Update Minimal Permissions

In order to keep the impact of a hacking attack low, we want to only grant the required permissions to the CI user. In this section we describe an approach for detecting the required permissions of your CI build.

Determining the minimal set of permissions by hand is quite a lot of work. To make our lives easier we use the tool iamlive. This tool spies on the local AWS CLI and Terraform, and reports the used permissions. These permissions are not complete in case Terraform uses CloudFormation under the hood, but it's a lot better than having nothing.

To extract the minimal permissions do the following steps:

  • Set your AWS credential environment variables for a user with broader permissions (usually using . aws_get_session_token).

  • Run iamlive:

    ./iamlive --set-ini --mode proxy --force-wildcard-resource
  • In another terminal run:

    export HTTP_PROXY=http://127.0.0.1:10080
    export HTTPS_PROXY=http://127.0.0.1:10080
  • Run everything your CI runs in the 2nd terminal. Typically:

    • Create infrastructure (e.g. using Terraform)
    • Run tests
    • Destroy infrastructure
  • Copy the last output from the iamlive command to a file. Now you can use this file as permissions in the setup.

Exasol Cloud Formation Template

The Exasol database is usually created using a CloudFormation template.

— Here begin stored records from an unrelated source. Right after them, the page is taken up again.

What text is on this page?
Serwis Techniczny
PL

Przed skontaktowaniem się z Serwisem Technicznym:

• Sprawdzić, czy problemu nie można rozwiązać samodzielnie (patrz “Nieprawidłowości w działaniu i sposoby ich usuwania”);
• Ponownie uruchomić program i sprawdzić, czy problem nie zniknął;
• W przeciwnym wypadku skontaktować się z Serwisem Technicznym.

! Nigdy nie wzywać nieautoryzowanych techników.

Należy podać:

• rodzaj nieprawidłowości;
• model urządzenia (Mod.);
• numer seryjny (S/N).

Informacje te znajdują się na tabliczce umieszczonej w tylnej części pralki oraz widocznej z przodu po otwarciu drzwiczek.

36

The steps from this template are not recorded by iamlive since the CloudFormation template is evaluated in the cloud and by that, the request don't pass the proxy.

So we have to find out the required permissions by hand. Luckily Exasol offers a policy for running an Exasol cluster. We simply downloaded this one and added it as resource. In the future it might be required to update this resource.

Additional Tasks for Setting up a CI Account

Testing

This repository contains the integration tests (PermissionBoundaryIT) that tests that the CI user only has the expected privileges.

In order to use this test you need an AWS user with admin privileges. For that reason we do not run this in the CI. To run it locally create a file named test_config.yaml in this directory:

owner: <your e-mail; used as exa:owner tag>
profile: <the aws-profile for the admin user>

Before running the tests, deploy the stack using the CDK.